Le groupe irlandais Sprints comprend qu’il peut aller vers le lourd, le heurté et le direct, sans perdre la précision en route Photo: Niamh Barry
Sprints se forme à Dublin en 2019 autour de Karla Chubb, Jack Callan, Colm O’Reilly et Sam McCann; le groupe est d’abord une petite cellule de longue durée. Chubb, O’Reilly et Callan se connaissent depuis l’enfance, McCann vient compléter l’ensemble, et très vite une idée se verrouille, celle que cette musique devra être physique. Un concert de Savages agit alors comme détonateur; ce n’est pas vraiment l’étincelle romantique, mais plutôt une validation esthétique. Sprints comprend qu’il peut aller vers le lourd, le heurté et le direct, sans perdre la précision en route. C’est important, parce qu’une partie du rock tendu des années 2020 fonctionne sur un flou tenace entre dureté et profondeur; Sprints, dès ses premiers singles, montre qu’un morceau peut être brutal sans être sommaire.
„Pathetic“, „The Cheek“, puis „Kissing Practice“ se posent là, entre les riffs qui poussent, la batterie qui projette et le chant qui alterne entre morsure et ligne claire, le tout avec élan. Daniel Fox, de Gilla Band, intervient comme producteur et donne au combo une science du grain, et du vide utile autour de l’impact.
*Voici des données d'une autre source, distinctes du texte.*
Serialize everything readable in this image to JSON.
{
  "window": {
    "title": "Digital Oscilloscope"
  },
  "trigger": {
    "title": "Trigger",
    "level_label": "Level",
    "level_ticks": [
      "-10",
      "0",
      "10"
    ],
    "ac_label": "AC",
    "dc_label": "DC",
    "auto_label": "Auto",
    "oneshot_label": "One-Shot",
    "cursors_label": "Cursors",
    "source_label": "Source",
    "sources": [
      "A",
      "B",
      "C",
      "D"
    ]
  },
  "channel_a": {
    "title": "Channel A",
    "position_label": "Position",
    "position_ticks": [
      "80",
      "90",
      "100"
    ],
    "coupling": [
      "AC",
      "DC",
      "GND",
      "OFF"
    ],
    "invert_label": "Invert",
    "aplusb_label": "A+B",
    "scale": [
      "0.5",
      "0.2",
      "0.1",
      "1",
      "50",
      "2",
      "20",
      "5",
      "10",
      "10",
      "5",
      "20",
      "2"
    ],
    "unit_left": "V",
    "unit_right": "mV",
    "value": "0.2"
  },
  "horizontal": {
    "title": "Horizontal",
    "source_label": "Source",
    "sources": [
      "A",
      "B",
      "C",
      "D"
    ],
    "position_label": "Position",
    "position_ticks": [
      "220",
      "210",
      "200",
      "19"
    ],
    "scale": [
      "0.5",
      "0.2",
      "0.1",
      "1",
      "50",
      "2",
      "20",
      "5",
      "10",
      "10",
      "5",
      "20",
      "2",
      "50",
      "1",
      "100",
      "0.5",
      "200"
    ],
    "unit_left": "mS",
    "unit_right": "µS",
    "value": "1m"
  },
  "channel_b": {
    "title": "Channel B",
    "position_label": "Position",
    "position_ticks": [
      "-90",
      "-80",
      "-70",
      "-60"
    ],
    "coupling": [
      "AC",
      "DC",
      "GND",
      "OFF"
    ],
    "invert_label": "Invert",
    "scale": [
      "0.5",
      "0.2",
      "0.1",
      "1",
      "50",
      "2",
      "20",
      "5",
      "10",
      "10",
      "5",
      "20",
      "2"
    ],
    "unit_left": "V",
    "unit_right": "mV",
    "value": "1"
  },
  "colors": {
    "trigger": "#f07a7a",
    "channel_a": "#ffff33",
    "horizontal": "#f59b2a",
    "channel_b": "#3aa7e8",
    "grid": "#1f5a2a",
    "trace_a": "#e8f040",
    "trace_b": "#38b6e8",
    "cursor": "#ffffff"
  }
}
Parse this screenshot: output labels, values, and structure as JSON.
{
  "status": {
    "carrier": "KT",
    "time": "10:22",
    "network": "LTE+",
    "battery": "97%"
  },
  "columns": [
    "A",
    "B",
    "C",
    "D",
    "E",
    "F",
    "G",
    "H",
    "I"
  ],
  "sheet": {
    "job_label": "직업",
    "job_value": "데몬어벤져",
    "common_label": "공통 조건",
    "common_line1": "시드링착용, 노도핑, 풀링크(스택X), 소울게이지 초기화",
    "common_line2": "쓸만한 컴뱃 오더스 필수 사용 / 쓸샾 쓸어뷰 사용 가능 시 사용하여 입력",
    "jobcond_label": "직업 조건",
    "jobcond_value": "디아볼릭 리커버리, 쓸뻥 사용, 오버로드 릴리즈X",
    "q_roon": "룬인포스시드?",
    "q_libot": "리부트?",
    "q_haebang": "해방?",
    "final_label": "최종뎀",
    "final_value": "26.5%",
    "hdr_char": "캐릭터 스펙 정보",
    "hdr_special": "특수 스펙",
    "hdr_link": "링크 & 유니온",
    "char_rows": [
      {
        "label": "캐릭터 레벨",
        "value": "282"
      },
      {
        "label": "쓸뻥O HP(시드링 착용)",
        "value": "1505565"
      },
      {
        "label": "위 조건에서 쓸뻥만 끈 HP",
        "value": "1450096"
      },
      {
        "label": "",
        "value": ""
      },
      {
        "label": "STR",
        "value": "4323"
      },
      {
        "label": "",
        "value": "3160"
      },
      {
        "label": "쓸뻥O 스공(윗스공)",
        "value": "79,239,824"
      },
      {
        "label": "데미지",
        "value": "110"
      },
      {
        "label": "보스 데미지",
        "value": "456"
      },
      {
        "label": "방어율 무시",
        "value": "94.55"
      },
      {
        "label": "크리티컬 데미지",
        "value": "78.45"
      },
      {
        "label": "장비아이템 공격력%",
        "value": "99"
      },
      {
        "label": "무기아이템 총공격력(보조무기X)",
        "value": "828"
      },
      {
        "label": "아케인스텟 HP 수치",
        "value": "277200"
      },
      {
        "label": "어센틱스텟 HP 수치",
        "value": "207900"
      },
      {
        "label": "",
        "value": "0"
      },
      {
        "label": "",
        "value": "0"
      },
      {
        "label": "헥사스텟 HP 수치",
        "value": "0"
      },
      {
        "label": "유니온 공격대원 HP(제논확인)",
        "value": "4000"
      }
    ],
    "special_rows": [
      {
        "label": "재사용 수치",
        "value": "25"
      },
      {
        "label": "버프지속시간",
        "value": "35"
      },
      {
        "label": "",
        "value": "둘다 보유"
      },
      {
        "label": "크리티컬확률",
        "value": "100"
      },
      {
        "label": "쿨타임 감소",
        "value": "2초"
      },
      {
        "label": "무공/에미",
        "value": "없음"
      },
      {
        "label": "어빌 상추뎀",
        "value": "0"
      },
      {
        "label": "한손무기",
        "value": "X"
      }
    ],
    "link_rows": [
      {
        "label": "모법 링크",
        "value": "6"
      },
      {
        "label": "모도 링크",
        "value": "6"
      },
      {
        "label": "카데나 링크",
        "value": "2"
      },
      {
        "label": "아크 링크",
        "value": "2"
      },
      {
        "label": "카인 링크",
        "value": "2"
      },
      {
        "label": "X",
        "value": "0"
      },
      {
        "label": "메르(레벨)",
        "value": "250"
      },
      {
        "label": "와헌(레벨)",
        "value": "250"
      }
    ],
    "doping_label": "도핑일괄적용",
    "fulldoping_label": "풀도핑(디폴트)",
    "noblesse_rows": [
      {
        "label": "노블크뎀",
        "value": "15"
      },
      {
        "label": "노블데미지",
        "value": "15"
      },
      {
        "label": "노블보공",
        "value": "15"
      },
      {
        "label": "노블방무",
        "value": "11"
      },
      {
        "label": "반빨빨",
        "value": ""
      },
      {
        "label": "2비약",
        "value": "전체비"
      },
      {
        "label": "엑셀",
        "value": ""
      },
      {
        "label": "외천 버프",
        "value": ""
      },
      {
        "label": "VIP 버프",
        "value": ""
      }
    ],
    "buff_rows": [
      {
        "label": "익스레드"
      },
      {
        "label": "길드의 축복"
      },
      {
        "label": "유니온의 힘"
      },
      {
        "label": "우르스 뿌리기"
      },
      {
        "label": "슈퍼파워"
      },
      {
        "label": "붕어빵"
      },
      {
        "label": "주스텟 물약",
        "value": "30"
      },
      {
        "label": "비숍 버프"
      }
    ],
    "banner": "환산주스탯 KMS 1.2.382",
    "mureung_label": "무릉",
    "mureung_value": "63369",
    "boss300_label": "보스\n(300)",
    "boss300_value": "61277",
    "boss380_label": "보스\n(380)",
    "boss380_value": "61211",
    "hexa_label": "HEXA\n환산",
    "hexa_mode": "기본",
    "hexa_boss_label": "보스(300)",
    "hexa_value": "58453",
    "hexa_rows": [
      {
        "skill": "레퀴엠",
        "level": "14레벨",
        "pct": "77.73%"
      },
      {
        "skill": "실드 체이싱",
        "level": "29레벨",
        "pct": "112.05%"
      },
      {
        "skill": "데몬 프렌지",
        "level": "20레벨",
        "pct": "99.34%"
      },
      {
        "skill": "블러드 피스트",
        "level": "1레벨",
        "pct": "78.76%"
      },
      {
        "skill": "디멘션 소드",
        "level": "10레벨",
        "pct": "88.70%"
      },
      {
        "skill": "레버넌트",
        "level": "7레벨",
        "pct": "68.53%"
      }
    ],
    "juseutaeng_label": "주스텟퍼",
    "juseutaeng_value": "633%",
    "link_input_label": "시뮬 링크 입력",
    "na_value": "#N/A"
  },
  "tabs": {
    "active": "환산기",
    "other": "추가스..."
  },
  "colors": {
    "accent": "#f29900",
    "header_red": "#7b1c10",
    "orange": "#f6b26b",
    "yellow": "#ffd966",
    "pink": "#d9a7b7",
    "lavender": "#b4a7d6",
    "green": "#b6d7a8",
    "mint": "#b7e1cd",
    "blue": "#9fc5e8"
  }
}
Sorti en 2024, enregistré en douze jours au Black Box Studio, en France, le premier disque „Letter to Self“ prend les matériaux familiers du post-punk, du garage rock, du grunge et de la noise, mais les utilise de façon moins stylistique qu’émotionnelle. Il ne s’agit pas de faire comme une scène mais bien de donner une forme transmissible à une vie intérieure saturée.